Monday Funday….The High Price Of Potty Training
When you’re the parent of little kids, the day that they’re potty trained can seem like the best day of your life. No more buying diapers, no more changing diapers, no more smelly diapers…..but as any parent of a big kid knows, all those good things come at a cost.
You see, potty training only means that Little Johnny knows WHERE the pee goes, but he doesn’t magically develop bladder control after he straps on his big boy underwear. No sir. In fact, he really has NO bladder control at all, since he’s spent all of his life just pooping and peeing whenever he got the urge.
And that’s the cost of potty training. Everything you do is suddenly regulated by the bladder control 3 year old.
Wanna drive to a store? Better make sure it’s not too far. Wanna go shopping at a store? Better know where the bathrooms are. Wanna get anything done, ever? Better schedule your chores in fifteen minute intervals…..And by the way, you’ll never know when the 15 minute clock will start and stop.
And the problem gets exponentially worse with every potty trained kid you have. There’s no “running to the bathroom” at the mall with three boys. You can’t leave them outside the bathroom, they don’t all fit in a stall, Little Johnny isn’t tall enough for a urinal, and goodness knows you’re not gonna leave them standing around the bathroom with all the backsplash.
And that was my situation, working in the garage one day with the boys.
PlaysWithFire-Daddy, I’ve gotta pee.
Me-OK, go pee.
PlaysWithFire-Will you come inside with me?
Me-I’m working buddy. Get your brother to go with you.
KicksTheBall-I’ve gotta pee too.
Me-Good, go pee. Everybody go pee.
KicksTheBall & PlaysWithFire-We don’t wanna go inside by ourselves.
Me-(Still working) THEN PEE OUTSIDE.
Me-On the rock….I don’t care.
(I should interject here that there was a rock right beside the garage door, in front of our parked car and next to the A/C unit, where they could pee in complete solitude.)
Me-ReadsTheBooks, show them where the rock is before they pee their pants.
And off they went on their little urination mission.
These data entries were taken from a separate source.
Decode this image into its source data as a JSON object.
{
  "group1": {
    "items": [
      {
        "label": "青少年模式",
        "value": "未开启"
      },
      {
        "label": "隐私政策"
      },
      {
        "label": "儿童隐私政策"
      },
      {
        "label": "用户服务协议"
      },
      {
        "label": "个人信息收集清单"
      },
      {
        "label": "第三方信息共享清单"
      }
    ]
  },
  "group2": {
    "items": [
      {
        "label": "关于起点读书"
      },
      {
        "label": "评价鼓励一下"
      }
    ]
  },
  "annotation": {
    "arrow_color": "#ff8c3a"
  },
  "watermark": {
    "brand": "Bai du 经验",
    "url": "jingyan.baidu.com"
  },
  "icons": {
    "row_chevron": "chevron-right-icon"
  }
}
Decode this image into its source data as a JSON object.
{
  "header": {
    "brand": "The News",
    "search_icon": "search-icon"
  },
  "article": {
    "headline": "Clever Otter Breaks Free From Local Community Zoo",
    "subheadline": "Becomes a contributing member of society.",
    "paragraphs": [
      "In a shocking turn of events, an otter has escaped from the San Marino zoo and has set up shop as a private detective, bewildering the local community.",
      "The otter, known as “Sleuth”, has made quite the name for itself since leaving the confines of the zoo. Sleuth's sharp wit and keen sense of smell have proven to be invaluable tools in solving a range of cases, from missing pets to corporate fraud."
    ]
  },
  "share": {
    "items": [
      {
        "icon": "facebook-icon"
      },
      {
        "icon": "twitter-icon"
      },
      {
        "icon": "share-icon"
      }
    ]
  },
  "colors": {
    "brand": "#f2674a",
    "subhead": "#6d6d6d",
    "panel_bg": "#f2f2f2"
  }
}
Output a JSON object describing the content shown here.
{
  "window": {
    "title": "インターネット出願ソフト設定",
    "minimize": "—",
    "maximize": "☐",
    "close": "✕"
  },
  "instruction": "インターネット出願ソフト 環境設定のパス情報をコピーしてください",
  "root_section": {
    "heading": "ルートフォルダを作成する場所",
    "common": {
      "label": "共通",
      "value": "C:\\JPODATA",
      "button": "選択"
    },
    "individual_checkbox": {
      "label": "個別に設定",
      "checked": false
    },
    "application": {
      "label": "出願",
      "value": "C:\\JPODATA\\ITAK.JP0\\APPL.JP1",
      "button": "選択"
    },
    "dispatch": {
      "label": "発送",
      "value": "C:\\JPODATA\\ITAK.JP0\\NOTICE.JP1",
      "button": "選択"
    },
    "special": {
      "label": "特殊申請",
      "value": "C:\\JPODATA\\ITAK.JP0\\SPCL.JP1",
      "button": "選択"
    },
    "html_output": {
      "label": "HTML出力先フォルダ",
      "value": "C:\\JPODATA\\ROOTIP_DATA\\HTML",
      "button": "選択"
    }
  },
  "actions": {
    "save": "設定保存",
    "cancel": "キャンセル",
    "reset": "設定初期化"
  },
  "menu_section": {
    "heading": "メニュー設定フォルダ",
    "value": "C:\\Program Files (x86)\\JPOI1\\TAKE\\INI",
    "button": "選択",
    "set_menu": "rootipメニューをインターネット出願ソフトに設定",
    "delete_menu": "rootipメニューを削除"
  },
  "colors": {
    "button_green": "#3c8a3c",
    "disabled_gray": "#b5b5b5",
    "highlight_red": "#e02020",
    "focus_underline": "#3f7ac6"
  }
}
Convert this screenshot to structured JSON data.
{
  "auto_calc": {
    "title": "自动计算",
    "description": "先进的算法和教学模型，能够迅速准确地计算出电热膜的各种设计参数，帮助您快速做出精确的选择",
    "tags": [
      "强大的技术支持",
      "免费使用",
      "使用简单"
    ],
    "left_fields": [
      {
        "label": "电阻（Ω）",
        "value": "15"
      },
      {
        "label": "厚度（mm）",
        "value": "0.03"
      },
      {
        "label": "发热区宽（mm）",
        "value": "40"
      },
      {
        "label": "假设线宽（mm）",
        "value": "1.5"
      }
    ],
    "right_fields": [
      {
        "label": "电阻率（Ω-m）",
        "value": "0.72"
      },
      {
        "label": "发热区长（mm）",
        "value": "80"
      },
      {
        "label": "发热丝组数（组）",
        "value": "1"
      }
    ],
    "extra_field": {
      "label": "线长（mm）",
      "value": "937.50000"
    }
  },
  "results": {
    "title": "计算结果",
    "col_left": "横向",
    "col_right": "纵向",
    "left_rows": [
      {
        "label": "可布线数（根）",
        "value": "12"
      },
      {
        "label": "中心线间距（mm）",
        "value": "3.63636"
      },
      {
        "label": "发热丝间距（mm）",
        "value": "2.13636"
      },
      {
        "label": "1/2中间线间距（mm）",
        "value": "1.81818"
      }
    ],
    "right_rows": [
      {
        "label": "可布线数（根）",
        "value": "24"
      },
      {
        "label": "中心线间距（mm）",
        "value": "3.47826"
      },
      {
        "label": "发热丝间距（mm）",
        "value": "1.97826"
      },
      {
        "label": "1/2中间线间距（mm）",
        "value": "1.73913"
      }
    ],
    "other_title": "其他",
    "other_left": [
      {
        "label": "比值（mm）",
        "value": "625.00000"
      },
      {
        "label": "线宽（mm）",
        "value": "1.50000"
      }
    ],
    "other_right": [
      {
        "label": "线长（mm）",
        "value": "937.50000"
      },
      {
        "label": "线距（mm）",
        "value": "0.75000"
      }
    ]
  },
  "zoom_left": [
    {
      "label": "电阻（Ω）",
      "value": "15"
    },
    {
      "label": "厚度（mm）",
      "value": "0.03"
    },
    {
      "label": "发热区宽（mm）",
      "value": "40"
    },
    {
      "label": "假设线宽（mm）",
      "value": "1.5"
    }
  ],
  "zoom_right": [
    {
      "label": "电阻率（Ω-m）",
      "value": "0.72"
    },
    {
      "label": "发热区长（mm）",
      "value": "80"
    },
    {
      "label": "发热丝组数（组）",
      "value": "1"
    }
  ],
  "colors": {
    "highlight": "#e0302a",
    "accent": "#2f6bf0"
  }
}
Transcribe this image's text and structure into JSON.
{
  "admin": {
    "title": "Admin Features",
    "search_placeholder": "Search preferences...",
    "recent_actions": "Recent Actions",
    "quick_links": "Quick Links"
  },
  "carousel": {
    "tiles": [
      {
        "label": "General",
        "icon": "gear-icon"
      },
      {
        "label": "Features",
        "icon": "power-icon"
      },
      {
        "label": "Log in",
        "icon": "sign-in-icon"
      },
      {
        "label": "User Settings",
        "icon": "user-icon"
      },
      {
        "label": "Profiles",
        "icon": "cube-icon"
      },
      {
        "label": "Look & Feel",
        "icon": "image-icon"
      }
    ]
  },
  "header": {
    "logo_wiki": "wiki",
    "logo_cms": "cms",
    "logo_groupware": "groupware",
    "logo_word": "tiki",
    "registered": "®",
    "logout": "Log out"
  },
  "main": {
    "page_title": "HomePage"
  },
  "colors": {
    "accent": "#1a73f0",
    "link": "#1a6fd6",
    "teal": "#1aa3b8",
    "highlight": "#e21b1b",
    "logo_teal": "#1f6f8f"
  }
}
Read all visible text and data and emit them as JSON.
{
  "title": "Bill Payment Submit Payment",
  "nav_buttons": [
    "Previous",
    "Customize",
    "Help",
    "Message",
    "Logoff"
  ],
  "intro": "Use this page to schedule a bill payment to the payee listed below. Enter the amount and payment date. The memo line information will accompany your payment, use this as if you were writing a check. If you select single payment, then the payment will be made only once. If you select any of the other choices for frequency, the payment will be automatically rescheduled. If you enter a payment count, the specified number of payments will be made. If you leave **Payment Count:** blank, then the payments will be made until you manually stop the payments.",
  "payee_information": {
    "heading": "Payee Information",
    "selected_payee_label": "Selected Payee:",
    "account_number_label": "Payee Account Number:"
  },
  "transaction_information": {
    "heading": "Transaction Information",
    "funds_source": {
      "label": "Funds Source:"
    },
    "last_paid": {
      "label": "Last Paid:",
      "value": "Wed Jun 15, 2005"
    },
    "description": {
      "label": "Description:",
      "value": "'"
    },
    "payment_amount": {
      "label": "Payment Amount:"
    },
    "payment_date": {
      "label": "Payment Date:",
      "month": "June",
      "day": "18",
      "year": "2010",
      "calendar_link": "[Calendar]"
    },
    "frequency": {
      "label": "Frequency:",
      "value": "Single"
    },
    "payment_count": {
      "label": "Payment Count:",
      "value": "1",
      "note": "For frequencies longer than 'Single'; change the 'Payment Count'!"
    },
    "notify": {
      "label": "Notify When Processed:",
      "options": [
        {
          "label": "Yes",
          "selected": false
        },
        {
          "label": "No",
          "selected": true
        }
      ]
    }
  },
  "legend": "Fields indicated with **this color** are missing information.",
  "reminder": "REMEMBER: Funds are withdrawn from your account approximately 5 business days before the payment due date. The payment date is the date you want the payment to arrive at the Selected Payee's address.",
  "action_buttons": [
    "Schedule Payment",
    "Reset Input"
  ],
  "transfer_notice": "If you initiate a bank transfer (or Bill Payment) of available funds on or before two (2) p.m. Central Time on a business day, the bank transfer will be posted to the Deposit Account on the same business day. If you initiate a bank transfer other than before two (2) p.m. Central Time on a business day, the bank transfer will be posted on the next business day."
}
As I worked neighbors driving by honked and waved politely, which isn’t out of the ordinary since I’m such a friendly guy.
But then a car stopped in the street and honked, then pointed at me and laughed hysterically. Well I’m a guy with a sense of humor. I can take a joke and laugh at myself. But me cleaning up a dirty garage isn’t something that’s terribly funny. And thinking about my weird neighbors shocked me out of my garage cleaning state of mind.
And that’s when I realized that I didn’t know where the boys where. Every father’s worst nightmare hit me like a ton of bricks.
I had lost my kids. And my wife would never, ever let me live that down.
(I need to interject again to explain that I’ve always been worried about teenagers speeding down our street and running into part of our front yard. So a few years ago I got some giant limestone rocks and placed them along the street as sort of decorative car-stopper fence.)
I bolted out of the garage into the front yard. And that’s when I realized that my neighbors hadn’t been honking at me.
Standing around a large limestone rock in our front yard, five feet from a busy street on a beautiful Saturday afternoon, were three boys. With their pants and underwear down around their ankles, all laughing and seeing who could pee the most on a rock.
Me-What are y’all doing?!?
ReadsTheBooks, PlaysWithFire & KicksTheBall-Peeing on the rock.